Comme les cancres, j’étais donc inadapté au système scolaire français et plus précisément au cours magistral. Déjà parce que mon cerveau ne me permettait pas d’écouter parler un professeur plus de 5 minutes…
De façon systématique, mon esprit s’évadait (au choix) vers tous les noms des buteurs du Football Club de Nantes depuis le début du championnat, l’ascension d’un jeune réalisateur hors norme nommé S. Spielberg, le look franchement dominatrice de ma prof d’allemand ou encore les frites savoureuses du samedi à la cantine. J’avais aussi mis au point un jeu en salle de classe complètement stupide mais dans lequel pourtant j’excellais, suite à un entraînement constant : sans montre, il s’agissait de deviner l’heure, à la minute près… Lorsqu’on s’ennuie à mourir, chaque minute compte pour une heure : il était donc logique que je parvienne à ce prodige !
Depuis, j’ai toujours ressenti une tendresse particulière pour les cancres, quels qu’ils soient. J’ai l’impression que nous formons, cancres passés, présents et futurs, une espèce de joyeuse confrérie secrète…
Cette période scolaire m’aura au moins permis de développer au fond de la classe une aptitude à la rêverie, «matière» pour laquelle je possédais déjà un don certain.Aujourd’hui, de talentueux producteurs me donnent quelque argent - aussi - pour rêvasser (la rêverie est bien sûr le premier outil du scénariste) et c’est somme toute assez logique puisque c’est ce que je sais faire de mieux ! (Enfin quand même moins bien que le gratin dauphinois.)
A propos des cancres, je viens de lire dans « THE FINANCIAL TIMES » je crois, ou bien peut-être dans « ELLE », une interview for réjouissante de Daniel PENNAC par Marie-Françoise COLOMBANI. Dans son dernier livre, « Chagrin d’école », ce très célèbre auteur raconte le cancre qu’il a été jusqu’à sa rencontre avec trois professeurs formidables lors de sa seconde terminale, à l’âge de 20 ans.

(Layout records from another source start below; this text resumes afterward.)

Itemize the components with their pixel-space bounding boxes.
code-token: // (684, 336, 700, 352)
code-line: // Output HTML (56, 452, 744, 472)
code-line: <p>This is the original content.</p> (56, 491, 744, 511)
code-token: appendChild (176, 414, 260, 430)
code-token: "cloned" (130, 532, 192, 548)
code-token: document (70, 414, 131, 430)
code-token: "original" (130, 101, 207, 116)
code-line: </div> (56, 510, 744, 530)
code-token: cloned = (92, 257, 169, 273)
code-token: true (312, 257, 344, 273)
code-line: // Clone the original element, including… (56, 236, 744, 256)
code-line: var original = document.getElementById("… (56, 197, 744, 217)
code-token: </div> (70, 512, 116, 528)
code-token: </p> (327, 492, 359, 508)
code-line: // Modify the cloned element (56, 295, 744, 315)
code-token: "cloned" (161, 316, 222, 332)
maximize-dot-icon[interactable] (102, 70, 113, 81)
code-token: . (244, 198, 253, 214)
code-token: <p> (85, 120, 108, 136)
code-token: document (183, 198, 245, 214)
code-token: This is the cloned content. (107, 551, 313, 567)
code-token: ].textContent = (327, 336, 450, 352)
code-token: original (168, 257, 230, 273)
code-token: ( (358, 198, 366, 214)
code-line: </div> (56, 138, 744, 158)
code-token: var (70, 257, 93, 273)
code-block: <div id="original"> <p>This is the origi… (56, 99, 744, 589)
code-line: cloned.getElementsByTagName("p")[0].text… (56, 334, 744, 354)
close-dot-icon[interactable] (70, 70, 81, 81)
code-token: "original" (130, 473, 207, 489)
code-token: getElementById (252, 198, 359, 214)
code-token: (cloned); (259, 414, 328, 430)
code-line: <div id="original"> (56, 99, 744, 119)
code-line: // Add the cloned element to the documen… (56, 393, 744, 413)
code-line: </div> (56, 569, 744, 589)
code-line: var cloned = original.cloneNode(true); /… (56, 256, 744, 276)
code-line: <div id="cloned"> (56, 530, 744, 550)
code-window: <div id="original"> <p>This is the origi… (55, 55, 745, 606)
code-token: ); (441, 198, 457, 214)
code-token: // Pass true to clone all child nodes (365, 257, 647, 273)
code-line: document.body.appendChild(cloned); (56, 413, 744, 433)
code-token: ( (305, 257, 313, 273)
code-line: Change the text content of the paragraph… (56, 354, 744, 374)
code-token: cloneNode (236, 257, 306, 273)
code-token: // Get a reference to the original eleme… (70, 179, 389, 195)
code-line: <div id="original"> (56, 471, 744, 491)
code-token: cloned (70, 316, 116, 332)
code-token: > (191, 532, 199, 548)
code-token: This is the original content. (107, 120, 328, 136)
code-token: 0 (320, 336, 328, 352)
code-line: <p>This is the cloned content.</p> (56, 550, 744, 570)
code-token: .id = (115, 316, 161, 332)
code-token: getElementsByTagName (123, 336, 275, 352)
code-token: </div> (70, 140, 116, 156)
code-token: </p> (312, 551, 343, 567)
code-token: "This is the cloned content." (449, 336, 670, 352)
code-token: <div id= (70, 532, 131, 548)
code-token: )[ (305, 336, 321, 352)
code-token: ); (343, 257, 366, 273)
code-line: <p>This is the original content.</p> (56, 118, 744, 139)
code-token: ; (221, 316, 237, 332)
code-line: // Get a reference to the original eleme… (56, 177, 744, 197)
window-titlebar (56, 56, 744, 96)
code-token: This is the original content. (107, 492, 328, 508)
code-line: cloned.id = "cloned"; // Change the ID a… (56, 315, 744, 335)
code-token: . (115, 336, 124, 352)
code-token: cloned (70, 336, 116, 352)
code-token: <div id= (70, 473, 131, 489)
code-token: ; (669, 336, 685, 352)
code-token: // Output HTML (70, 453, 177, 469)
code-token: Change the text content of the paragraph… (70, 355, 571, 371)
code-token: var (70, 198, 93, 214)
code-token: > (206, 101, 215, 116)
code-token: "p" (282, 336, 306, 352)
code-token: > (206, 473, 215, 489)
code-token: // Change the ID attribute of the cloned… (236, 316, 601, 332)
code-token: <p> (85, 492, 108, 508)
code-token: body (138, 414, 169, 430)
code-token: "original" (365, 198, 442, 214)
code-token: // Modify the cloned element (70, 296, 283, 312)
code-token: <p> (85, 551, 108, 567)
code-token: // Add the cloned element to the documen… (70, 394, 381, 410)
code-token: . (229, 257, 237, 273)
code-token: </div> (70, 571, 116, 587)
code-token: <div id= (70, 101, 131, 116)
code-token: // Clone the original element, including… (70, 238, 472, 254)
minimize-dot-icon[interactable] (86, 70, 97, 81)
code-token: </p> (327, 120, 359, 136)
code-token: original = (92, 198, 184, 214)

Alors qu’on lui demande ce qu’auraient pu faire à l’époque ses parents pour l’aider, D. PENNAC explique que Freud disait que tout ce que font les parents est, par définition, mal fait. Ils sont trop impliqués, paralysés par leur propre angoisse et rongés d’une inquiétude permanente. Et l'auteur termine alors par cette merveilleuse anecdote :
« Dernièrement, ma mère, quasi centenaire, regardait une émission sur un auteur qu’elle connaît bien : moi. A la fin, qu’a-t-elle dit à mon frère ?
- «Tu crois qu’il s’en sortira un jour ? ».